"Atakan seninle gelmemi ister misin?"
Gülerek söylediğim cümleye yine aynı ifadesiz suratıyla cevap verdi.
"Hayır."
"Hadi ama hem Nisa'yı dagörmüş olurum."
"Acaba o seni görmek istiyor mu?"
Mırıldanarak söylediği şeyle kaşlarımı çattım.
"Bu da ne demek oluyor?"
"Bir şey olduğu yok, ben gidip geleceğim. Sen kendine oyalanacak başka bir şeyler bul."
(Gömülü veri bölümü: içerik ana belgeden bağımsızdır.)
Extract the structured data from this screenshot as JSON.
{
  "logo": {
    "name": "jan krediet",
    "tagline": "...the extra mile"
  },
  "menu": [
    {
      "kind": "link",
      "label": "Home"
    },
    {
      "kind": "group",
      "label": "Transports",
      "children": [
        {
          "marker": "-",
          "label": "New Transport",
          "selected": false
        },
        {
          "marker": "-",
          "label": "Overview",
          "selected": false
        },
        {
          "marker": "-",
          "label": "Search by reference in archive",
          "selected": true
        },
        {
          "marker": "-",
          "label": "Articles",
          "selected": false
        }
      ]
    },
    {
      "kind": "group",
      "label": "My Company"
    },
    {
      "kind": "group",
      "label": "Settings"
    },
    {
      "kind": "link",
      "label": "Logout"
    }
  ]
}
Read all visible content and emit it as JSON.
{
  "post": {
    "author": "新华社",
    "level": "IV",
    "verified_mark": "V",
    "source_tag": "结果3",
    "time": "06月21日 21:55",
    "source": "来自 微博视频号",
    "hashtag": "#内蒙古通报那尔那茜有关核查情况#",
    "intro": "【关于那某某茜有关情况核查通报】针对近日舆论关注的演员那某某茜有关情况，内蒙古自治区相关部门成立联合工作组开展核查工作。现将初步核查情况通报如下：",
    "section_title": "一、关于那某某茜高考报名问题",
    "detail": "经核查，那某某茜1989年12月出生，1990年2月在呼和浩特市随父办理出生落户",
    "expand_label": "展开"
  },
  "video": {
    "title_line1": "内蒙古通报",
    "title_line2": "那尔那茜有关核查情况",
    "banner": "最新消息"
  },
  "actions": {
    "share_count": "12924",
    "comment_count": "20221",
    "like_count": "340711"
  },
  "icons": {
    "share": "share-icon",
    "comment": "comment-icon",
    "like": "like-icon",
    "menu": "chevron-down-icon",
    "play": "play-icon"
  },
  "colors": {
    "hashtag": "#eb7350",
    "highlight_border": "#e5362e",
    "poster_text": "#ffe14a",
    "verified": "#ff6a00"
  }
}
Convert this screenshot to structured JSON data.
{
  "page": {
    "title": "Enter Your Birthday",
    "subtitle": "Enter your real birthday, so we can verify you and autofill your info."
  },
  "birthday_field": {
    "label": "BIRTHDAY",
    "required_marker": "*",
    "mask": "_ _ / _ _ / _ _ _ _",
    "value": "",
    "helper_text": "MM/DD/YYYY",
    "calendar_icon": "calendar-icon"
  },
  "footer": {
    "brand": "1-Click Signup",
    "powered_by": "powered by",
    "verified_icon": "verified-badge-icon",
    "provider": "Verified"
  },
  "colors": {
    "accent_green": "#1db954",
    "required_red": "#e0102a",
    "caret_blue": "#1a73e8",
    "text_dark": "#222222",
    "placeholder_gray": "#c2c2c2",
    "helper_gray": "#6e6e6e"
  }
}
Arkasını dönüp bir adım attığında parmak şıklatmam ile çıkacağı kapıyı kapattım.
"Bana emir verme Atakan!"
"Gerçekten ne istediğini anlamıyorum."
"Seni istiyorum ama buna bir türlü izin vermiyorsun."
"Zaten evlendik daha neyi istiyorsun?"
"Beni sevmeni istiyorum aptal!"
Bağırmamla irkildi ve birkaç adım geriledi.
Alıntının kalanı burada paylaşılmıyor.